Los mártires del Freeway y otras historias, 2008




Carlos Martín Briceño ( Mérida, Yucatán, 1966) Narrador. Ha sido ganador de varios premios nacionales de cuento, entre los que sobresalen el Beatriz Espejo, en 2003, y el de la Universidad Autónoma de Yucatán, en 2004. También recibió una mención de honor en el 2008 en el Certamen Nacional de Cuento San Luis Potosí convocado por el Instituto Nacional de Bellas Artes.
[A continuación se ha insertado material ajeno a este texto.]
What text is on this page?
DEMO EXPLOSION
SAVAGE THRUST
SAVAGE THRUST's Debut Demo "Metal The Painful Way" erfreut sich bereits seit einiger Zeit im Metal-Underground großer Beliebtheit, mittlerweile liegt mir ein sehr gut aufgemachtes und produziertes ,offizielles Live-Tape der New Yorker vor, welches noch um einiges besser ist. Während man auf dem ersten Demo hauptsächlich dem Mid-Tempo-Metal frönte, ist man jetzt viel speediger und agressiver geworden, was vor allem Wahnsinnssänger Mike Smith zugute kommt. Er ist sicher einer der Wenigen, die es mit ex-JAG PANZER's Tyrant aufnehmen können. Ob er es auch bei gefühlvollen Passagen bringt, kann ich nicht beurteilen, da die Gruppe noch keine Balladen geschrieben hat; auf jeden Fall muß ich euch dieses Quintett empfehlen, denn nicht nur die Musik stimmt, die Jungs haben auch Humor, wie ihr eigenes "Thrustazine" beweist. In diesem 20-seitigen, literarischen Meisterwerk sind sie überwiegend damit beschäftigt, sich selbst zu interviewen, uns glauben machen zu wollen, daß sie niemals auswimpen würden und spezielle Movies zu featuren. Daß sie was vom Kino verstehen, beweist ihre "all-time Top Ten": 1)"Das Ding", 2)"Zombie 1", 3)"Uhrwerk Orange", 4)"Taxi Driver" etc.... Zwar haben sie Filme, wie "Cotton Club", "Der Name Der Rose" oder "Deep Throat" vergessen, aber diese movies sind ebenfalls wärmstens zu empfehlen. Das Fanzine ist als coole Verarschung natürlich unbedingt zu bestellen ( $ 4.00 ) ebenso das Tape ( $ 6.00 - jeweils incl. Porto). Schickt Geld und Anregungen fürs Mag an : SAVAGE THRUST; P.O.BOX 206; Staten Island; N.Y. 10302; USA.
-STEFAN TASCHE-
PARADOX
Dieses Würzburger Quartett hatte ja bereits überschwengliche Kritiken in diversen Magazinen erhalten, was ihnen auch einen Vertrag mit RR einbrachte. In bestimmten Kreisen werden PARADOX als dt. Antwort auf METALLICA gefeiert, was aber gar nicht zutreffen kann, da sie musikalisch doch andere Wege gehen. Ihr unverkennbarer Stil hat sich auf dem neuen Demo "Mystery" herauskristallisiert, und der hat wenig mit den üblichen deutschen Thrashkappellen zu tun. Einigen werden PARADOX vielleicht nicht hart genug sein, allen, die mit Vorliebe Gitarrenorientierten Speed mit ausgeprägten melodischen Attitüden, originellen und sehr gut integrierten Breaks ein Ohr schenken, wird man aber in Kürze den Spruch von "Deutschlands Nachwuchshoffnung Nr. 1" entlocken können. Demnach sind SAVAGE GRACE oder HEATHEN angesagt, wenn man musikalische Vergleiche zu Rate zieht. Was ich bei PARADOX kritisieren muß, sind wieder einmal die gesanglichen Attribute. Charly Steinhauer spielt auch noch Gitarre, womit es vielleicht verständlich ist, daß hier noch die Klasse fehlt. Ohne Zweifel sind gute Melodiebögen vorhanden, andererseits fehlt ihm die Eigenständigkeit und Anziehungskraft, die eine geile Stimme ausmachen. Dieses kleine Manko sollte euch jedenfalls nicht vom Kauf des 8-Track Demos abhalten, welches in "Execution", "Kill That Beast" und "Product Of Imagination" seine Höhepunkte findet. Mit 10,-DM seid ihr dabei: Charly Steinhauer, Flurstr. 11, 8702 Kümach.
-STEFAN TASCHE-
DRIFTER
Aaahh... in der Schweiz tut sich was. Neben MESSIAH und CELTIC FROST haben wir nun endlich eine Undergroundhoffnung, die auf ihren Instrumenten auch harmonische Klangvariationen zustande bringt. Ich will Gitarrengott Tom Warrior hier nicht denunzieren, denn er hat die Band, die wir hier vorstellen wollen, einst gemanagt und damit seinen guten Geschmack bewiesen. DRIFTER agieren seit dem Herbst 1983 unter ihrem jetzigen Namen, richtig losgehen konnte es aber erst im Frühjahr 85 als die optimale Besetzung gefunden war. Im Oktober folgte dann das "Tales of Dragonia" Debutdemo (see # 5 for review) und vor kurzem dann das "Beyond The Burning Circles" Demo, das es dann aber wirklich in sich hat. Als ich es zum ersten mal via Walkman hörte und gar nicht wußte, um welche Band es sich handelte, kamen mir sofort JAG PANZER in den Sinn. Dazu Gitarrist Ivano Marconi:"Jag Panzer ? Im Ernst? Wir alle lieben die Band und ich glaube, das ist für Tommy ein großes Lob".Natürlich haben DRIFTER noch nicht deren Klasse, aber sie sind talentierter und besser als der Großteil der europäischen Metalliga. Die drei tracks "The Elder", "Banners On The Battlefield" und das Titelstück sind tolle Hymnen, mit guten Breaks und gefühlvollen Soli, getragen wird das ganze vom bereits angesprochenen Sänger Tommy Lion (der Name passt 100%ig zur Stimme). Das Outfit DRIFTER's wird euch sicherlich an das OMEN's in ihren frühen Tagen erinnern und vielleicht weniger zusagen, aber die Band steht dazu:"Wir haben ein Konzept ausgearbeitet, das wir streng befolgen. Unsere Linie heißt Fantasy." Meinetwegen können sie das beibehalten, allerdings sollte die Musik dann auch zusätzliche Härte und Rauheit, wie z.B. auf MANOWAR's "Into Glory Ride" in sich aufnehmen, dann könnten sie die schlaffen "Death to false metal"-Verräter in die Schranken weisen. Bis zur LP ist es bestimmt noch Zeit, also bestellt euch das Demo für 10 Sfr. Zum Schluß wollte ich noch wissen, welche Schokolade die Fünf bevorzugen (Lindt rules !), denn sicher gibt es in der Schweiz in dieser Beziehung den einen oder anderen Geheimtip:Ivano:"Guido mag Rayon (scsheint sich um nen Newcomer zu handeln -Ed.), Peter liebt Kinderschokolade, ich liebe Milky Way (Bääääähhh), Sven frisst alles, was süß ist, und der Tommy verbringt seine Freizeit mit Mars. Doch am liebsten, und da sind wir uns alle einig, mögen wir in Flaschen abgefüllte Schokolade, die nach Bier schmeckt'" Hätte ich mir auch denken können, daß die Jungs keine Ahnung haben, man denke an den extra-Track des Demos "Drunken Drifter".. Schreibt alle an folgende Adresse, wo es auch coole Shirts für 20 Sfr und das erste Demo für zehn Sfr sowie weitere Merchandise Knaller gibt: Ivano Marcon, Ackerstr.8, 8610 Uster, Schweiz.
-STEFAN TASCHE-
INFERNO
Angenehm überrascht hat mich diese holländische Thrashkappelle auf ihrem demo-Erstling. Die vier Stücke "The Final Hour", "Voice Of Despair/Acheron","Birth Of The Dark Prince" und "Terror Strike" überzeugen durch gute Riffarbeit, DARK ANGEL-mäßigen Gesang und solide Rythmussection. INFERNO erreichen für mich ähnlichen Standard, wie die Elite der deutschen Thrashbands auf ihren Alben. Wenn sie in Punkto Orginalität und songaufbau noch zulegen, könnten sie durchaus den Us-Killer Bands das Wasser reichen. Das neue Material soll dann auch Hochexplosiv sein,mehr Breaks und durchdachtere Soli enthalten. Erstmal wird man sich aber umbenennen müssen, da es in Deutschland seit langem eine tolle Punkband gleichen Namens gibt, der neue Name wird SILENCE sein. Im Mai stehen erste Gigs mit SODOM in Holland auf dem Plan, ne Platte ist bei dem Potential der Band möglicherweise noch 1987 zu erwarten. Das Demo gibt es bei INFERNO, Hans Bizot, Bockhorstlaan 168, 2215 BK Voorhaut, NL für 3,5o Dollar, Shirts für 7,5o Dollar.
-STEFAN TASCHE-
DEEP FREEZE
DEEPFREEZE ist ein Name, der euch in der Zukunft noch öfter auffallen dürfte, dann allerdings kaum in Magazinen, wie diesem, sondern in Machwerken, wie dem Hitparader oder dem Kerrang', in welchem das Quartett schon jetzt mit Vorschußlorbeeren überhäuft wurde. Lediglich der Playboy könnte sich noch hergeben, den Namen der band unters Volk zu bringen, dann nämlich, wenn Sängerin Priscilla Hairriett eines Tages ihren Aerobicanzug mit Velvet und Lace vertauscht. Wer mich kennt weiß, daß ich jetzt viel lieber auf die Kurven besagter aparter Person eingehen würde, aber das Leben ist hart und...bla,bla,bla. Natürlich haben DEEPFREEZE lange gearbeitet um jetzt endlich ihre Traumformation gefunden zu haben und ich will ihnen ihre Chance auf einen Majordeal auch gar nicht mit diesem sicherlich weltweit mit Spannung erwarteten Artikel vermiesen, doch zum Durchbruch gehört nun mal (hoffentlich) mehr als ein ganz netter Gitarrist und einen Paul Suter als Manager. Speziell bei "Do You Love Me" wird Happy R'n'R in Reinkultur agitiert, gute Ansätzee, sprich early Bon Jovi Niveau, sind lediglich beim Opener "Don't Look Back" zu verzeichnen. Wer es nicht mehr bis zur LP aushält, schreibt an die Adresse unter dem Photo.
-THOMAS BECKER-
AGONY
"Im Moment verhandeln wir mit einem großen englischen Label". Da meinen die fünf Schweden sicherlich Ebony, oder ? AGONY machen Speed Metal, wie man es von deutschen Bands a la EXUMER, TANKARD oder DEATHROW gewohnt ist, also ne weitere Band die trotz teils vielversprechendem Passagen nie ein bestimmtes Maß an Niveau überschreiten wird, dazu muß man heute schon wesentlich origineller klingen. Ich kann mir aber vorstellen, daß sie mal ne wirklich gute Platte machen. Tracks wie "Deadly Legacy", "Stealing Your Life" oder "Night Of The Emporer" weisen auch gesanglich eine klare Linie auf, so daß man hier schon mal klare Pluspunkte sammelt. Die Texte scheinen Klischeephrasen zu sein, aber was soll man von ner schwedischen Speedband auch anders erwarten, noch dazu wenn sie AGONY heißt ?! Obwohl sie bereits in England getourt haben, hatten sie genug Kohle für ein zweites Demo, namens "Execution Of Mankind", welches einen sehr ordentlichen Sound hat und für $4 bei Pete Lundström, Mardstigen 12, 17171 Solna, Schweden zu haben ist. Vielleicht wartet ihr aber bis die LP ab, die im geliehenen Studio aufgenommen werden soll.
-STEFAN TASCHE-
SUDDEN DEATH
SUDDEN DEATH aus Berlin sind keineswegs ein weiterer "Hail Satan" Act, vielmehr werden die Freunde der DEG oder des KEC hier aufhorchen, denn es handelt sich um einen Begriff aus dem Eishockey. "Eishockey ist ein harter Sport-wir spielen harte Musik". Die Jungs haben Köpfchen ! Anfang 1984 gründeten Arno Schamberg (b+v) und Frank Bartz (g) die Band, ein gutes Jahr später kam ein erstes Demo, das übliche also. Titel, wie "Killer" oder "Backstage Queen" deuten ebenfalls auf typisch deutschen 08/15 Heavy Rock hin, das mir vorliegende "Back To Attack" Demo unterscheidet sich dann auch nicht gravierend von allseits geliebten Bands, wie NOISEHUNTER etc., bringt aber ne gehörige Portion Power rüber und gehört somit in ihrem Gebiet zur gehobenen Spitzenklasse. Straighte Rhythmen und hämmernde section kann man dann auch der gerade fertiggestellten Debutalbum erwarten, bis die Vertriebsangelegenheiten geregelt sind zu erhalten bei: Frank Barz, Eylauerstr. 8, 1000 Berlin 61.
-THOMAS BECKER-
En el año 2012 obtuvo el prestigioso Premio Internacional de cuento Max Aub, y en el 2018, con su antología personal, De la vasta piel, recibió el Premio Nacional de Literatura José Fuentes Mares. Es autor de los libros de relatos Después del aguacero (2000) Al final de la vigilia (2003 y 2006) Los mártires del Freeway y otras historias (2006 y 2008), Caída libre (2010), Montezuma´s Revenge (2012), Montezuma´s Revenge y otros deleites (2014), De la vasta piel. Antología personal (2017); de la novela La muerte del Ruiseñor (2017), del libro de ensayos Viaje al centro de las letras (2018) y de las antologías Sureste. Antología de cuento contemporáneo de la península (2017), Mérida. Palabras y miradas II y Toda  felicidad nos cuesta muertos (2020). Está incluido en diversas antologías nacionales y extranjeras de cuento entre las que sobresalen Litoral del Relámpago (2003), La otredad (2006), El espejo de Beatriz (2008) Prohibido fumar (2008), Un nudo en la garganta, quince cuentos canallas (2009), Estación Central BIS (2009), Los 43 (2015), Solo cuento VIII (2016), Cuentos para leer en navidad (2016) y El vuelo del colibrí (2016). Dos de sus libros, Caída Libre y Montezuma’s Revenge fueron incluidos por el periódico Reforma en sus listas de los mejores libros publicados en México en 2010 y en 2012, respectivamente.Desde 2019 es miembro del Sistema Nacional de Creadores del Arte.